Menurut Hery Sucipto dalam buku KH. Ahmad Dahlan: Sang Pencerah, Pendidikan, dan Pendiri Muhammadiyah (2010), di bidang pendidikan, usaha yang ditempuh Muhammadiyah meliputi:
- Mendirikan sekolah-sekolah umum dengan memasukan ke dalamnya ilmu-ilmu keagamaan.
- Mendirikan madrasah-madrasah yang dilengkapi pendidikan iLmu pengetahuan umum.
Dengan usaha perpaduan tersebut, tidak ada lagi pembedaan mana ilmu agama dan ilmu umum semuanya adalah perintah dan dalam naungan agama.
Peran KH. Hasyim Asy’ari dalam dunia pendidikan.
Nahdhatul Ulama (NU) didirikan sebagai organisasi keagaaman pada 31 Januari 1926 M oleh KH. Hasyim Asy’ari. Organisasi tersebut membentuk lembaga pendidikan yang diberi nama Lembaga Pendidikan Ma’arif Nahdlatul Ulama disingkat LP Ma’arif NU dan Rabithah Ma’ahid Al-Islamiyah Nahdlatul Ulama disingkat RMI NU.
KH. Hasyim Asy’ari berperan dalam mendirikan lembaga pendidikan yang dinamakan pondok pesantren yang digunakan untuk menjaga budaya dan moral bangsa dari penetrasi budaya barat.
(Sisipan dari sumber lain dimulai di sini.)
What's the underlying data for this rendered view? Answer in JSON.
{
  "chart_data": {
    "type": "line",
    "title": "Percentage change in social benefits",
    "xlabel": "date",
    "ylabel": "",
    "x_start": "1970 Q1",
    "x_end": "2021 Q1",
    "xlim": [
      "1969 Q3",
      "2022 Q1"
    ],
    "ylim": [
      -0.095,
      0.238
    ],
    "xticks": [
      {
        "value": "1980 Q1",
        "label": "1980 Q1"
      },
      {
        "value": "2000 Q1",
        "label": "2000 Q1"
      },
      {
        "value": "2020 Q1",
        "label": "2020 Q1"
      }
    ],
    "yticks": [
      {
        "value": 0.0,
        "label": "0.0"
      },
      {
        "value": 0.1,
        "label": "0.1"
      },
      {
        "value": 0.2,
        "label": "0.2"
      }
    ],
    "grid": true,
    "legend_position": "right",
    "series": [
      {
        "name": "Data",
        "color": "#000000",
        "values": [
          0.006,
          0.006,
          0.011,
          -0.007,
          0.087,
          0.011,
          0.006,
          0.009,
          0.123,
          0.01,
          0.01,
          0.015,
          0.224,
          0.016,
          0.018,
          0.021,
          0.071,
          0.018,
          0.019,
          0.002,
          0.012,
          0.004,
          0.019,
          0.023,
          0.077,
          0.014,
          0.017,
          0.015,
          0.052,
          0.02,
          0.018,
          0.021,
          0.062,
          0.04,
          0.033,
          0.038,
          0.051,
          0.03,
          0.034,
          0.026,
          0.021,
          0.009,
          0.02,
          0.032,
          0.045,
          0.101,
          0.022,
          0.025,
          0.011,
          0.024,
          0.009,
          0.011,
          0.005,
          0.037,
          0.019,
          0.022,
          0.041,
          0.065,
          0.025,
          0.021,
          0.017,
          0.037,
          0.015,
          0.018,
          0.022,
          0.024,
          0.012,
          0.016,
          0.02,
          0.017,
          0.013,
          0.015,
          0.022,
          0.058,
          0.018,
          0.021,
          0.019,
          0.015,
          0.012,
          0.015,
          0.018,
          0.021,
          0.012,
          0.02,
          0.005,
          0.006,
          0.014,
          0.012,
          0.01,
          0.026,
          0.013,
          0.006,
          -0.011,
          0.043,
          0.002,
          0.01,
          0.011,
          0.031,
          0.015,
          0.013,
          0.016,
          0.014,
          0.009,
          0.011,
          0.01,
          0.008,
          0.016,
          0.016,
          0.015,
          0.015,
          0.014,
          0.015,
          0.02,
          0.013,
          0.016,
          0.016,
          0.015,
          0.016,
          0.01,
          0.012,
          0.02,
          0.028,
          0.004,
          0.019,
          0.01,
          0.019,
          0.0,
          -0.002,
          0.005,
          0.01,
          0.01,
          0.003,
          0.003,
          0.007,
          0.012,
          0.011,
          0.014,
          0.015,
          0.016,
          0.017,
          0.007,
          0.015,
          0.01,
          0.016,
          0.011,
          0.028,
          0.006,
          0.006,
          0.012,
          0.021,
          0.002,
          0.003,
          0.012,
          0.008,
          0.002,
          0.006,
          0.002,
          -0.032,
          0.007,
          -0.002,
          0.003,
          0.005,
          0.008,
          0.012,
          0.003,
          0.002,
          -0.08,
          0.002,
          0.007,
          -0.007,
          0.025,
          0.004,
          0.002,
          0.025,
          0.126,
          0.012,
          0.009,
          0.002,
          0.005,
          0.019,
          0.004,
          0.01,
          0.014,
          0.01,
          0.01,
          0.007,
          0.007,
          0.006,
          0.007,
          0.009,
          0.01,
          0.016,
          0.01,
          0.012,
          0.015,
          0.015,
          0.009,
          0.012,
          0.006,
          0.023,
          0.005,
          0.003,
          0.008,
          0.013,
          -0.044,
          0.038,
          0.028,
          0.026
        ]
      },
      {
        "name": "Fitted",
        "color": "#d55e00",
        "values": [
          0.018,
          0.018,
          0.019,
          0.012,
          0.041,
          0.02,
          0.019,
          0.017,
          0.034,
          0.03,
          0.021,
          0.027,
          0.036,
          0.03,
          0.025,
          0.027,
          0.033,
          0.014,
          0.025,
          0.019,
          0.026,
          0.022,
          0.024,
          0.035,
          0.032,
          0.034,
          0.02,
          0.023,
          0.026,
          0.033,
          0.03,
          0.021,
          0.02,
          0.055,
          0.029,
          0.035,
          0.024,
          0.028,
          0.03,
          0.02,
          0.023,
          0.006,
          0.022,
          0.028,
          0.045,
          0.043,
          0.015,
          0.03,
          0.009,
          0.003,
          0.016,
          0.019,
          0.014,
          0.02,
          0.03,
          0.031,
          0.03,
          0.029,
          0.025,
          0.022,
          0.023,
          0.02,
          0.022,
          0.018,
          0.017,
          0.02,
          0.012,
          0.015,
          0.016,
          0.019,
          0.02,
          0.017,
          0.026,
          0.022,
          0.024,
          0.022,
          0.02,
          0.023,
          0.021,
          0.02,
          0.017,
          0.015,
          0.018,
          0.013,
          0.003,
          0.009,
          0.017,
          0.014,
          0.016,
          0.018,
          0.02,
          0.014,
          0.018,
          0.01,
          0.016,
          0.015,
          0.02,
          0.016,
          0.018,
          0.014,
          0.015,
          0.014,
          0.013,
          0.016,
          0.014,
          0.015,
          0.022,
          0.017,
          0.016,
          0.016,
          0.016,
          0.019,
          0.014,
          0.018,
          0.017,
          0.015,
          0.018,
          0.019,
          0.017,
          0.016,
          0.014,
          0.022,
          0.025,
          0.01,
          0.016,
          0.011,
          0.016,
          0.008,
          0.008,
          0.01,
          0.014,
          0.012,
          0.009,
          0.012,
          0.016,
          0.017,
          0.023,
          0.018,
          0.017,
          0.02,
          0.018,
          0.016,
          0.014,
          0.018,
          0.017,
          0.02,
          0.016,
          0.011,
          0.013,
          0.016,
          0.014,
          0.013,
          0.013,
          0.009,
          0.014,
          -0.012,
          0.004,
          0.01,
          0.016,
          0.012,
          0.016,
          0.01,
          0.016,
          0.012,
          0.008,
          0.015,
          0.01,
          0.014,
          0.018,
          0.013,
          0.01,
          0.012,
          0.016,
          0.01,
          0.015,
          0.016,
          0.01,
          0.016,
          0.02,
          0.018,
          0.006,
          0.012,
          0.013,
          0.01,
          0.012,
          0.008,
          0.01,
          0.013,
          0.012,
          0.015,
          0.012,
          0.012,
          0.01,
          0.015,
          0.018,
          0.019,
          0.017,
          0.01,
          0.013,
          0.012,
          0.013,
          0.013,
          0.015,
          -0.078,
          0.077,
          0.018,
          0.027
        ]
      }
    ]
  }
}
Dalam lembaga-lembaga pendidikan ini, mereka melancarkan perlawanan budaya barat dengan menolak kebiasaan dan hal-hal yang berbau barat.
Menurut Ali Rahim dalam Jurnal berjudul Nahdlatul Ulama (Peranan dan Sistem pendidikannya), disebutkan bahwa peran pendidikan NU yang bersifat alternatif adalah pendidikan pesantren yang dirintis, dikelola dan dikembangkan secara Individual oleh para ulama dan tokoh NU selama ini sudah memberikan sumbangan besar pada masyarakat, pemerintah, dan bangsa ini. Selanjutnya, peran yang bersifat partisipatif dirupakan dengan mendirikan sekolah-sekolah formal seperti madrasah, sekolah dan sekolah umum hingga universitas yang menggunakan nama atau lambang NU.